Angesichts des russischen Öl-Lieferstopps hatte Junghanns im Deutschlandradio Kultur gefordert, sich wieder auf eigene Möglichkeiten und Rohstoffe zu besinnen. „Die eigenen Möglichkeiten sehe ich darin, dass wir in Brandenburg als Braunkohleland weiter mit der Braunkohle rechnen.“
Der Potsdamer Klimaforscher Friedrich-Wilhelm Gerstengarbe vom PIK verwies zwar darauf, dass die verpönte, weil klimaschädliche Kohle in einigen Jahren weltweit wieder an Bedeutung in der Strom- und Wärmegewinnung gewinnen könnte. Doch bis die Technologien für die so genannten „sauberen“ Kohlekraftwerke erforscht und zur Marktreife gebracht seien, könne in Deutschland aus wissenschaftlicher Sicht nicht ernsthaft auf Kohle gesetzt werden, so Gerstengarbe gegenüber den PNN.
Klimaforscher Gerstengarbe und Umweltminister Gabriel verwiesen zudem lakonisch darauf, dass selbst brandenburgische Braunkohle noch nicht zu Kraftstoffen für Automobile verarbeitet wird – und somit auch nicht vor ausbleibenden Öllieferungen aus Russland schütze.
Junghanns hatte im seinem Radio-Interview zwar auch auf die Notwendigkeit eines Energiemixes hingewiesen. Der energiepolitische Sprecher der PDS-Landtagfraktion, Wolfgang Thiel, verwies aber darauf, dass erneuerbare Energien „im Energieland Brandenburg noch viel zu wenig genutzt“ würden. Ähnlich äußerte sich die brandenburgische Grünen-Bundestagsabgeordnete Cornelia Behm.
Doch trotz aller öffentlicher Kritik an der auch von Ministerpräsident Matthias Platzeck (SPD) getragenen brandenburgischen Kohle-Politik – Politik und Wissenschaft verwiesen auch gestern wieder inoffiziell auf einen anderen wichtigen Aspekt der heimischen Kohle: den Technologie-Export. Die Entwicklung von umweltfreundlicheren Techniken zur Kohleverbrennung und -verstromung schaffe weltweit enorme Marktchancen für deutsche Forscher und Unternehmen .
In Brandenburg werden derzeit an zwei Orten Techniken erprobt, die der Kohle zu einem besseren Image und der Industrie zu Exportchancen verhelfen sollen.
Der Energiekonzern Vattenfall baut in Schwarze Pumpe derzeit die Pilot- und Forschungsanlage für einen neuartigen Typ von Kohlekraftwerken.

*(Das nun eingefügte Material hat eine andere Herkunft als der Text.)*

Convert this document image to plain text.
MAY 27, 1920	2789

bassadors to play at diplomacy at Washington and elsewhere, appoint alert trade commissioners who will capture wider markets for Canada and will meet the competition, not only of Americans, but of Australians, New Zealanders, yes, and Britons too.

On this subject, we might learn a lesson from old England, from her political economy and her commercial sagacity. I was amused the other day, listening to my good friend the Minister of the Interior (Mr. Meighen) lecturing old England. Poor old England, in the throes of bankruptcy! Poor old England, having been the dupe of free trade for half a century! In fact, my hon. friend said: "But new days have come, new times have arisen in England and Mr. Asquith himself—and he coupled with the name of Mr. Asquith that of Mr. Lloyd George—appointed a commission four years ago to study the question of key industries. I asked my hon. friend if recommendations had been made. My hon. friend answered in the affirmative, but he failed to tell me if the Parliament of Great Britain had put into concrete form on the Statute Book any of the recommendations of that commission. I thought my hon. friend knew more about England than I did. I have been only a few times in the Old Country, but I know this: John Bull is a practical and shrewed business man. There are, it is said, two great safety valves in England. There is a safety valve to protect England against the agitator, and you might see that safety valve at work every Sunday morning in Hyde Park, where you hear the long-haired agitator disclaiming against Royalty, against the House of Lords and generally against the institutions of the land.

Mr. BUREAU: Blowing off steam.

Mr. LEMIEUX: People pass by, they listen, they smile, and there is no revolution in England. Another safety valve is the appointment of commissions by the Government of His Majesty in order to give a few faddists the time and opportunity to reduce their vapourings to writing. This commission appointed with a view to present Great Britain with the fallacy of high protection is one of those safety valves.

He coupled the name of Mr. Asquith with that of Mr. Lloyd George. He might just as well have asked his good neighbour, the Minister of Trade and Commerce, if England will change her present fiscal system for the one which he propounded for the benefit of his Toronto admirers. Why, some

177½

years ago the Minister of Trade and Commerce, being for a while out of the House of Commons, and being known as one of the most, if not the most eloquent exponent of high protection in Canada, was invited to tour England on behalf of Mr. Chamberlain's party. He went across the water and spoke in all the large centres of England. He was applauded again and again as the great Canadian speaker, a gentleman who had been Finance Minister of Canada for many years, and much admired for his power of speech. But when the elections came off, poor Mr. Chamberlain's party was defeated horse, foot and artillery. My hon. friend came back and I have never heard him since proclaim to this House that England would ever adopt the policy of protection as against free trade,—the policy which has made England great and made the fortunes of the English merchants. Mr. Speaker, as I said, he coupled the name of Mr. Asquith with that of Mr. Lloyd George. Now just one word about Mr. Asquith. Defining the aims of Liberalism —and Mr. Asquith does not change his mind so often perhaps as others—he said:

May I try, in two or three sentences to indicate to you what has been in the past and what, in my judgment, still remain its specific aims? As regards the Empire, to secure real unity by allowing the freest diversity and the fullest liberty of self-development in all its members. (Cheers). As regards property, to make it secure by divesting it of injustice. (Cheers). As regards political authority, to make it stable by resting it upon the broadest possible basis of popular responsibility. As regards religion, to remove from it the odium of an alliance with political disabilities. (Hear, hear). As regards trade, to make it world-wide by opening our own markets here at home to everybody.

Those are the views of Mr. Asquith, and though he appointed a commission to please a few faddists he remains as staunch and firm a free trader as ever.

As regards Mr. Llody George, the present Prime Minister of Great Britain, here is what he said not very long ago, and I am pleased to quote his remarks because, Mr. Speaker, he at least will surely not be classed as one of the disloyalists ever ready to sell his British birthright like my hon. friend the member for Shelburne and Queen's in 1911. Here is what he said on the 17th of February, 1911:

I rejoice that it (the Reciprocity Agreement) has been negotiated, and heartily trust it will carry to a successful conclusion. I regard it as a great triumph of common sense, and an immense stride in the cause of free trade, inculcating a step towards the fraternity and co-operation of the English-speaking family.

Anders als bei herkömmlichen Kohlekraftwerken will Vattenfall das bei der Verbrennung anfallende Treibhausgas Kohlendioxid (CO2) aus der Abluft abtrennen, so dass es später eingelagert werden kann. Das CO2 würde dadurch nicht in die Atmosphäre gelangen.
Wie das aus der Abluft getrennte Kohlendioxid „endgelagert“ werden könnte, erforscht das GeoForschungsZentrum Potsdam (GFZ) in Ketzin (Potsdam-Mittelmark). Auf dem Gebiet einer vormals unterirdischen Gasspeicherstätte sollen in 600 Metern Tiefe mehrere Zehntausend Tonnen CO2 in eine Sandsteinschicht gepresst und dann messtechnisch überwacht werden. Natürliche Ton- und Gipssteinschichten umgeben die Speicherschicht und sollen ein Austreten des Kohlendioxids verhindern. An dem Projekt namens „CO2SINK“ sind 45 internationale Forschungsinstitutionen und Industrieunternehmen beteiligt.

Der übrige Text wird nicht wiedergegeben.